I believe that the path the Supreme Court set us on in the 1970s was mistaken. That said I believe it is possible to course correct, not necessarily by bringing back or strengthening the commercial speech doctrine (though I’m open to that!) but by establishing that contrary to Bellotti, in general only natural persons have First Amendment rights. I think that Rehnquist’s solo dissent in that case is mostly correct, and the White-authored dissent raises excellent points as well.

This does not mean that no organizations can have First Amendment protection, just that if organizations have rights they need to be traced to individuals (see Rehnquist dissent footnote 5), or must be press” organizations which the Constitution does directly protect (see Rehnquist dissent paragraph 1, discussing Grosjean). There are alternate routes to this result as well.

Here is a brief sketch of how this could work.

Individuals have free speech rights.

Organizations that are structured such that they represent the views of their members, have rights that are derivative of underlying individual rights.

Option 1: Press organizations also have direct First Amendment rights under the press” provision. And this should apply to many online platforms as well. Figuring out which organizations have such protections and which do not is up to the development of caselaw.

Option 2: Press organizations and other corporations that are chartered to engage in speech have First Amendment rights just as individuals do. (This may be what Rehnquist believed.) The potential issue with this is that it is not clear that the state should be able to grant or withdraw First Amendment rights by granting or withholding corporate charters—under this theory presumably the state would have to lose discretion over granting speech-related corporate charters. Similar to Option 1 the purpose a company is chartered for could be what gives it press rights.
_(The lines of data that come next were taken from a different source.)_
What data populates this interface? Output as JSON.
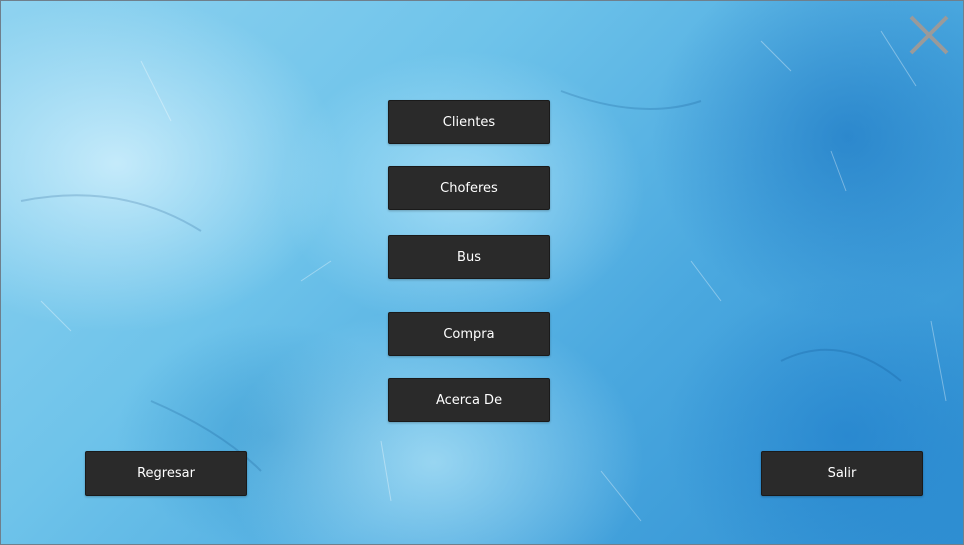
{
  "window": {
    "close_icon": "close-icon"
  },
  "menu": {
    "items": [
      {
        "label": "Clientes"
      },
      {
        "label": "Choferes"
      },
      {
        "label": "Bus"
      },
      {
        "label": "Compra"
      },
      {
        "label": "Acerca De"
      }
    ]
  },
  "footer": {
    "back_label": "Regresar",
    "exit_label": "Salir"
  },
  "colors": {
    "button_bg": "#2a2a2a",
    "button_text": "#ffffff",
    "background_primary": "#4aa8df",
    "close_icon": "#9a9a9a"
  }
}
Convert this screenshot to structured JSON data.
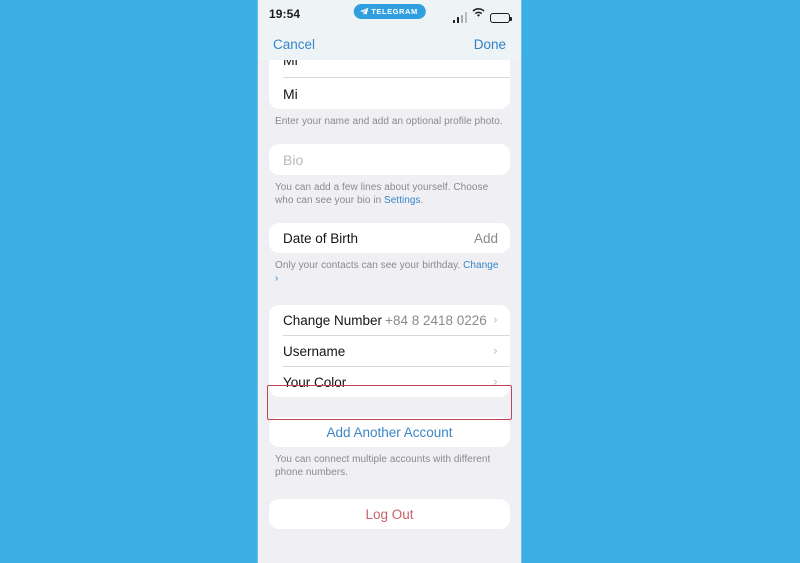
{
  "colors": {
    "page_background": "#3bafe3",
    "screen_background": "#efeff4",
    "card": "#ffffff",
    "accent_blue": "#3a86c8",
    "telegram_blue": "#2f9fe0",
    "danger_red": "#c4646a",
    "annotation_red": "#c0455a",
    "secondary_text": "#8a8a8e"
  },
  "status_bar": {
    "time": "19:54",
    "badge": {
      "icon": "paper-plane-icon",
      "label": "TELEGRAM"
    },
    "icons": {
      "signal": "cellular-signal-icon",
      "wifi": "wifi-icon",
      "battery": "battery-icon"
    }
  },
  "nav_bar": {
    "cancel_label": "Cancel",
    "done_label": "Done"
  },
  "name_section": {
    "first_name_clipped": "Mi",
    "last_name_value": "Mi",
    "footnote": "Enter your name and add an optional profile photo."
  },
  "bio_section": {
    "placeholder": "Bio",
    "value": "",
    "footnote_before": "You can add a few lines about yourself. Choose who can see your bio in ",
    "footnote_link": "Settings",
    "footnote_after": "."
  },
  "dob_section": {
    "label": "Date of Birth",
    "action": "Add",
    "footnote_before": "Only your contacts can see your birthday. ",
    "footnote_link": "Change ›"
  },
  "account_section": {
    "rows": [
      {
        "label": "Change Number",
        "value": "+84 8 2418 0226",
        "chevron": "›"
      },
      {
        "label": "Username",
        "value": "",
        "chevron": "›"
      },
      {
        "label": "Your Color",
        "value": "",
        "chevron": "›"
      }
    ]
  },
  "add_account_section": {
    "button_label": "Add Another Account",
    "footnote": "You can connect multiple accounts with different phone numbers.",
    "highlighted": true
  },
  "logout_section": {
    "button_label": "Log Out"
  }
}
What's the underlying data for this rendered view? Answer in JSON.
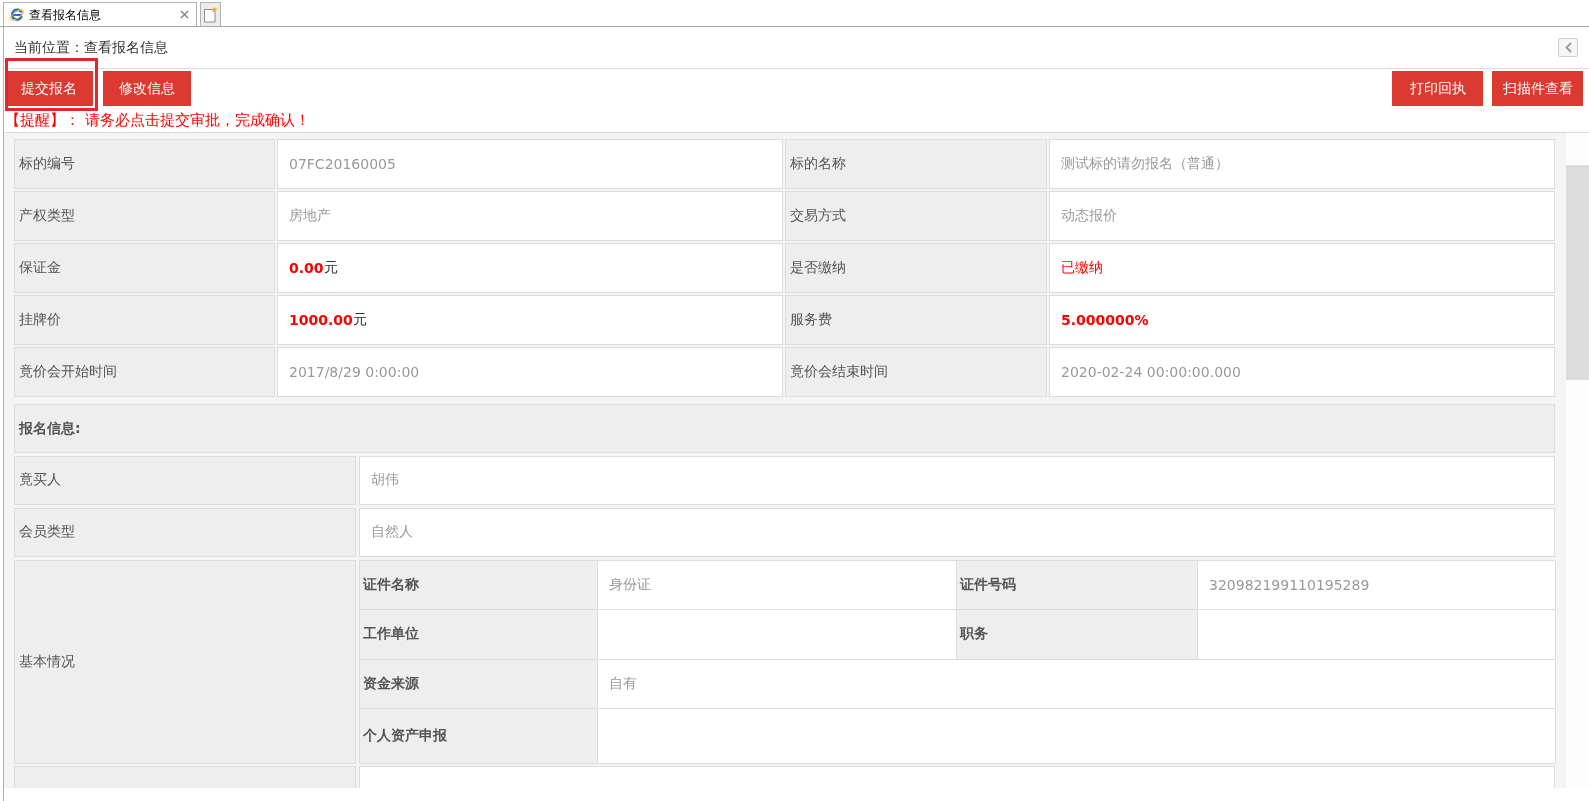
{
  "browser_tabs": [
    {
      "title": "查看报名信息",
      "selected": true
    }
  ],
  "breadcrumb": "当前位置：查看报名信息",
  "toolbar": {
    "left_buttons": [
      {
        "label": "提交报名",
        "highlighted": true
      },
      {
        "label": "修改信息",
        "highlighted": false
      }
    ],
    "right_buttons": [
      {
        "label": "打印回执"
      },
      {
        "label": "扫描件查看"
      }
    ]
  },
  "reminder": "【提醒】： 请务必点击提交审批，完成确认！",
  "listing_table": {
    "rows": [
      [
        {
          "label": "标的编号",
          "value": "07FC20160005",
          "kind": "plain"
        },
        {
          "label": "标的名称",
          "value": "测试标的请勿报名（普通）",
          "kind": "plain"
        }
      ],
      [
        {
          "label": "产权类型",
          "value": "房地产",
          "kind": "plain"
        },
        {
          "label": "交易方式",
          "value": "动态报价",
          "kind": "plain"
        }
      ],
      [
        {
          "label": "保证金",
          "value": "**0.00**元",
          "kind": "amount"
        },
        {
          "label": "是否缴纳",
          "value": "已缴纳",
          "kind": "status"
        }
      ],
      [
        {
          "label": "挂牌价",
          "value": "**1000.00**元",
          "kind": "amount"
        },
        {
          "label": "服务费",
          "value": "5.000000%",
          "kind": "rate"
        }
      ],
      [
        {
          "label": "竟价会开始时间",
          "value": "2017/8/29 0:00:00",
          "kind": "plain"
        },
        {
          "label": "竟价会结束时间",
          "value": "2020-02-24 00:00:00.000",
          "kind": "plain"
        }
      ]
    ]
  },
  "registration": {
    "title": "报名信息:",
    "fields": [
      {
        "label": "竟买人",
        "value": "胡伟"
      },
      {
        "label": "会员类型",
        "value": "自然人"
      }
    ],
    "basic_info": {
      "label": "基本情况",
      "rows": [
        [
          {
            "label": "证件名称",
            "value": "身份证"
          },
          {
            "label": "证件号码",
            "value": "320982199110195289"
          }
        ],
        [
          {
            "label": "工作单位"
          },
          {
            "label": "职务"
          }
        ],
        [
          {
            "label": "资金来源",
            "value": "自有"
          }
        ],
        [
          {
            "label": "个人资产申报"
          }
        ]
      ]
    }
  }
}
Press protections also apply to individual rights to engage in press activities including their right to access and use communications tools.

Private companies in general should have free speech rights only to the extent they are exercising the rights of their owners derivatively. They usually aren’t. In general, the speech of corporations is too disconnected from the speech of any actual individuals; for example because fiduciary rules require that corporate speech advances the financial interest of the corporation, not the expressive interests of a majority of owners. (The managers of a company are of course always free to spend their own money to push whatever agenda they like.) And it is difficult to see why one person owning more shares would be relevant here–in general, sure they get more votes when it comes to normal corporate affairs, but this shouldn’t give them a greater degree of First Amendment standing. So, at most, a private company has First Amendment rights that derive from its owners only to the extent that its speech is in the control of a majority of its owners on a one-owner-one-vote basis. This is clearly going to be a difficult standard to meet in practice, except for some kinds of closely-held corporations, partnerships and so on. The effect of this is that the speech of corporations can be reasonably regulated by the government.

It should be noted that one of the arguments advanced in Bellotti and rejected by the majority was that restrictions on corporate political speech in general protected the financial interests of minority shareholders who might disagree with the majority on some issue, framing the expenditure of corporate funds on such communication to be a form of waste. I’m not sure the argument presented this way actually works, since corporate law would already provide a remedy for wasteful expenditures of any kind, and I think the proper frame should not rest on the number of shares owned (which is traditionally what being a minority shareholder rests on). Maybe shareholders are not the right stakeholders at all, or maybe employees should be included with them. Just putting this out there.